For twelve seasons, Dock Ellis was one of the most talented pitchers in baseball. He also earned a reputation as a wild man, a bad dude, a player with An Attitude. He talked trash, he hit batters deliberately (three in a row to start one memorable game), he went out for batting practice in full uniform and hair curlers, and he pitched a no-hitter under the influence of LSD. He was also smart, funny, proud, hip, and unwilling to tolerate what he saw as injustice -- all qualities that made him stand out in the hidebound world of "the country of baseball."

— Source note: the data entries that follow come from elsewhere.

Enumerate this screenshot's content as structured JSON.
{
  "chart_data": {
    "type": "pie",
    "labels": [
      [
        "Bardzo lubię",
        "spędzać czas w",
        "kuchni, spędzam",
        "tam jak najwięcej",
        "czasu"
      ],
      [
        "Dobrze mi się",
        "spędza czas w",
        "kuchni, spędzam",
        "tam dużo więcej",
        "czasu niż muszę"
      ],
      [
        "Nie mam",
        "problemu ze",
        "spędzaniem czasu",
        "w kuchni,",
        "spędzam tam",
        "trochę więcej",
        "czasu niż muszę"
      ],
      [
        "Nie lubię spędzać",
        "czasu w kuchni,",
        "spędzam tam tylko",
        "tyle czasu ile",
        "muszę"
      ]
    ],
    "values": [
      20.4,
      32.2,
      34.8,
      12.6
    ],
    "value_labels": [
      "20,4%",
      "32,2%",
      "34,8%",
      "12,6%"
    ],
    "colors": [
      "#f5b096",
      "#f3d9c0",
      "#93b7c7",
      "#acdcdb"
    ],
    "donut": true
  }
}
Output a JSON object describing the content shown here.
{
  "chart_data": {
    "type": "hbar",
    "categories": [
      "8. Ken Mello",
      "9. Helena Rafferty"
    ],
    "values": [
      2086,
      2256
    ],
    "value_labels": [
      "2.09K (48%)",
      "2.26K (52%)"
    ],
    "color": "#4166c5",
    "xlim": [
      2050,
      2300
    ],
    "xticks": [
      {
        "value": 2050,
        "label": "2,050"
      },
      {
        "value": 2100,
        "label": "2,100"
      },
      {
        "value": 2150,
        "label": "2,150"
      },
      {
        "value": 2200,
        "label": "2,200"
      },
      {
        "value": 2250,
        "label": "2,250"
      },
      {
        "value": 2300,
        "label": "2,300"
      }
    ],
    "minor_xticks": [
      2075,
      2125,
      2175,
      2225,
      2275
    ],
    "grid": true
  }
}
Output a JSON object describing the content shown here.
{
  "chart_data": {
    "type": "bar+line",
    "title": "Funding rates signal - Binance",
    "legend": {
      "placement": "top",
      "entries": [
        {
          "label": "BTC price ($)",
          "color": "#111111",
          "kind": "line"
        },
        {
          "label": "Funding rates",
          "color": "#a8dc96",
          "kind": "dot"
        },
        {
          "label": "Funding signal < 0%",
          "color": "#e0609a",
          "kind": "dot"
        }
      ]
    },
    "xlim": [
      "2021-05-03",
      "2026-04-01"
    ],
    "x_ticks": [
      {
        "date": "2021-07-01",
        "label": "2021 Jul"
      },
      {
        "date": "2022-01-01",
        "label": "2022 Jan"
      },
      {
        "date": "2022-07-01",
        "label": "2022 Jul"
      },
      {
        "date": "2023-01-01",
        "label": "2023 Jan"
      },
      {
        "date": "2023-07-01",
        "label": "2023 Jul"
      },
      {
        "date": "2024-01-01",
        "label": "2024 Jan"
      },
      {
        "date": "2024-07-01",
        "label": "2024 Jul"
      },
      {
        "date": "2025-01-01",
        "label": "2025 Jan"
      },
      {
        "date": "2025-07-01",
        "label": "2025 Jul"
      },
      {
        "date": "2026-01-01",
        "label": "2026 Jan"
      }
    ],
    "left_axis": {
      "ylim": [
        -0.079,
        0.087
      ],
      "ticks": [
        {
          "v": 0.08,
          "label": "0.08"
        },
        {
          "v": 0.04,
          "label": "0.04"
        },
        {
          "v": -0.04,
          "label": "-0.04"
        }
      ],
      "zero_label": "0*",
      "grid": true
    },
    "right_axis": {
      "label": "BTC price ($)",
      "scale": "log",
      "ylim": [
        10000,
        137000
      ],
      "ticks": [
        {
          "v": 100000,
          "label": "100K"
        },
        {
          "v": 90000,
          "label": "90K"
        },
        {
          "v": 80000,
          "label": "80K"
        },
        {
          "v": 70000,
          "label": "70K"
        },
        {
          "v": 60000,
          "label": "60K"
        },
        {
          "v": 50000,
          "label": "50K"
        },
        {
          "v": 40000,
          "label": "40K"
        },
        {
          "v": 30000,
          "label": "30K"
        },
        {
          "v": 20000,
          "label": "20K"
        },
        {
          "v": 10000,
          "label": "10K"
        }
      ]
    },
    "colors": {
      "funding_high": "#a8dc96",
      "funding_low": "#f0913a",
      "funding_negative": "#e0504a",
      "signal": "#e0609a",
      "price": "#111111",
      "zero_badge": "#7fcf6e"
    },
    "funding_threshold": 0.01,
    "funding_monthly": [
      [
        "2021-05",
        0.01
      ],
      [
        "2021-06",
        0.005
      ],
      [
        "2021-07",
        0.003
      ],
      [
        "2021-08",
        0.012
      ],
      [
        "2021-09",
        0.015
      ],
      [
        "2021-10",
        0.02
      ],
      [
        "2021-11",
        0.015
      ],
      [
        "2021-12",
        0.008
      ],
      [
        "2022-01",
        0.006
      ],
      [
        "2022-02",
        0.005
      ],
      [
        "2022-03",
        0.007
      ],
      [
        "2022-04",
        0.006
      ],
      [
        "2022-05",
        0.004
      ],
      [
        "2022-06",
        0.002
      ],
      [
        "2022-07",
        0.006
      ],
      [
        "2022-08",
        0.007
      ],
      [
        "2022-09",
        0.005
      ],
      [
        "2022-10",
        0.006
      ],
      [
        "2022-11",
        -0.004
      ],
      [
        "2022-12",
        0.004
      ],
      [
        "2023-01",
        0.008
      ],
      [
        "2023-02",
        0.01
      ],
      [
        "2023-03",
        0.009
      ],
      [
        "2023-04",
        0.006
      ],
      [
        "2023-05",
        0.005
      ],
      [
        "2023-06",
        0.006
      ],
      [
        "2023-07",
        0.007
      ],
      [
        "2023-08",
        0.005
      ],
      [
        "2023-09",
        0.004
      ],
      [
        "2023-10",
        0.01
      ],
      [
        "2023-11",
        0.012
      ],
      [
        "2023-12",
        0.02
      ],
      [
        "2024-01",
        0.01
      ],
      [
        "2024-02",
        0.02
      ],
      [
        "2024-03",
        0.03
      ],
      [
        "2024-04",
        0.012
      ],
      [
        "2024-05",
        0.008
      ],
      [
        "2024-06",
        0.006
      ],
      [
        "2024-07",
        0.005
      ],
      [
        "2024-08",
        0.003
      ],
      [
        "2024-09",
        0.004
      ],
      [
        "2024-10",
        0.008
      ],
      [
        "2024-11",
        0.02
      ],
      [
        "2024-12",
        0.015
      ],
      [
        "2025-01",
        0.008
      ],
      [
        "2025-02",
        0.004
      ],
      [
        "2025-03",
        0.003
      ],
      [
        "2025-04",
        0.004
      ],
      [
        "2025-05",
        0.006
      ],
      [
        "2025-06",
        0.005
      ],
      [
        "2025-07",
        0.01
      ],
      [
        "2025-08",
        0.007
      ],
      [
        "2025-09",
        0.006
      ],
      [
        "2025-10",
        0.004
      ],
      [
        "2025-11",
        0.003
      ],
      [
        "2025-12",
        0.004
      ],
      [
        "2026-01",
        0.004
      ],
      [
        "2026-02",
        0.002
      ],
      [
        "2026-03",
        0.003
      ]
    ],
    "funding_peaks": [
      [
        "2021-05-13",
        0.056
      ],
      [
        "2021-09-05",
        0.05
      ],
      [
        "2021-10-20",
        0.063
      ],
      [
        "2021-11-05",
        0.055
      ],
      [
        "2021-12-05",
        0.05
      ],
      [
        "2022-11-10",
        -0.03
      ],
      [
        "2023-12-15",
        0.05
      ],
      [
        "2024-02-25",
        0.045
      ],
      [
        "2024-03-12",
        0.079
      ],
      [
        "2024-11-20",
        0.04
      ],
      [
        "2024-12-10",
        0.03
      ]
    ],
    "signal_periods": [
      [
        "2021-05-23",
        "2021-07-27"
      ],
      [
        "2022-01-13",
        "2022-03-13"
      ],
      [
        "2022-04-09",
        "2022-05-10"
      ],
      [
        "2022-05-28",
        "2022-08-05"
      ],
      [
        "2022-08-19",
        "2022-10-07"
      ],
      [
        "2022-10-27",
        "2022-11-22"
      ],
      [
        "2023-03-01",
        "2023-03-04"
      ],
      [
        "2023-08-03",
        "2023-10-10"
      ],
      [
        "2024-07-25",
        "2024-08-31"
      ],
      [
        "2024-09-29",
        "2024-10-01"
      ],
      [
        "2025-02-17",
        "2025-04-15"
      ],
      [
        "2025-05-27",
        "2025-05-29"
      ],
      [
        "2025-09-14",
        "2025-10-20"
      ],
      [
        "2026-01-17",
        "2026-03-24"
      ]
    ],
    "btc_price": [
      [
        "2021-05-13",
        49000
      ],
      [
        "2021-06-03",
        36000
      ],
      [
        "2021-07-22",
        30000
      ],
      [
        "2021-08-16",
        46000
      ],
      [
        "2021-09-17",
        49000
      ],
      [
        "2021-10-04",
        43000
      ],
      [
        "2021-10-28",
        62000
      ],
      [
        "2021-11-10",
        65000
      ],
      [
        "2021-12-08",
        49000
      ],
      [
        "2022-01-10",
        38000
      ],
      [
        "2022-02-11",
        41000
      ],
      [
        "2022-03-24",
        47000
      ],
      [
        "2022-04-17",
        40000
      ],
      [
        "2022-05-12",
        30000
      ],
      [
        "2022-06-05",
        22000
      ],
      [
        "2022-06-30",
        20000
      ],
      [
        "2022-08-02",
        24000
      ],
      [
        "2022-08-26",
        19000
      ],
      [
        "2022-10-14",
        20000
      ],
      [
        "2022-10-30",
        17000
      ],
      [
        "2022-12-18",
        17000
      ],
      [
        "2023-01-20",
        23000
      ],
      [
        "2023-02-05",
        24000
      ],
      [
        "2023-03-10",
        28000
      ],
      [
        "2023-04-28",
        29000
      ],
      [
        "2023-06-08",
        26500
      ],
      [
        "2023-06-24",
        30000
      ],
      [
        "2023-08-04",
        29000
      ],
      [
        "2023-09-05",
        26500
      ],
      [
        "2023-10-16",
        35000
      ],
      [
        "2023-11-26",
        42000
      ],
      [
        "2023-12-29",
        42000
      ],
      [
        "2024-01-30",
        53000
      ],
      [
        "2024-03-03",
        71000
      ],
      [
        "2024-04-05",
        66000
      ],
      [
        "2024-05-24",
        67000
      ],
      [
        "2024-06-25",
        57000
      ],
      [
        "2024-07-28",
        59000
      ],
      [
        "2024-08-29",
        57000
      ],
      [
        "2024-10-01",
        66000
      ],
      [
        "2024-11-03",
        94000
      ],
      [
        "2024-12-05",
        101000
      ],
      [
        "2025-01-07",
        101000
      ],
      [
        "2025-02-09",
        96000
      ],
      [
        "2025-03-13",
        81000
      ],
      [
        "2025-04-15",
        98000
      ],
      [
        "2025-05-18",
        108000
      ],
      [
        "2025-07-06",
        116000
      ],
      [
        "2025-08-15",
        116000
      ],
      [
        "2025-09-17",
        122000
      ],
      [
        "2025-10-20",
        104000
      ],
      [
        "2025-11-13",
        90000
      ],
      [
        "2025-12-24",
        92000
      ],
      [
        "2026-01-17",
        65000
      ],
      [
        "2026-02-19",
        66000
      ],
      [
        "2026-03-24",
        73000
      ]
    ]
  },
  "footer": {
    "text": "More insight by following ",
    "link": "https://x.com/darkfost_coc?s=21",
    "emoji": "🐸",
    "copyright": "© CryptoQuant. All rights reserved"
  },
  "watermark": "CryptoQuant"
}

With new material written especially for this edition, Dock's odyssey through the country of baseball comes full circle. Where before we saw Ellis at the peak of his powers, we now see him face the inevitable decline of his skills. We watch Dock make the adjustment to the outside world that all athletes must confront, with the additional complication that so many face -- recovery from alcohol and drug addiction. And we see Dock return to the city of his birth, to operate a drug rehab clinic of his own.
Donald Hall's forceful yet elegant prose brings together all the elements of Dock's story into a seamless whole. The two of them, the pitcher and the poet, give us a remarkable insight into the customs and culture of this closed, clannish world. Dock's keen vision, filtered through Hall's extraordinary voice, shows us the hardships and problems of the thinking athlete in an unthinking world.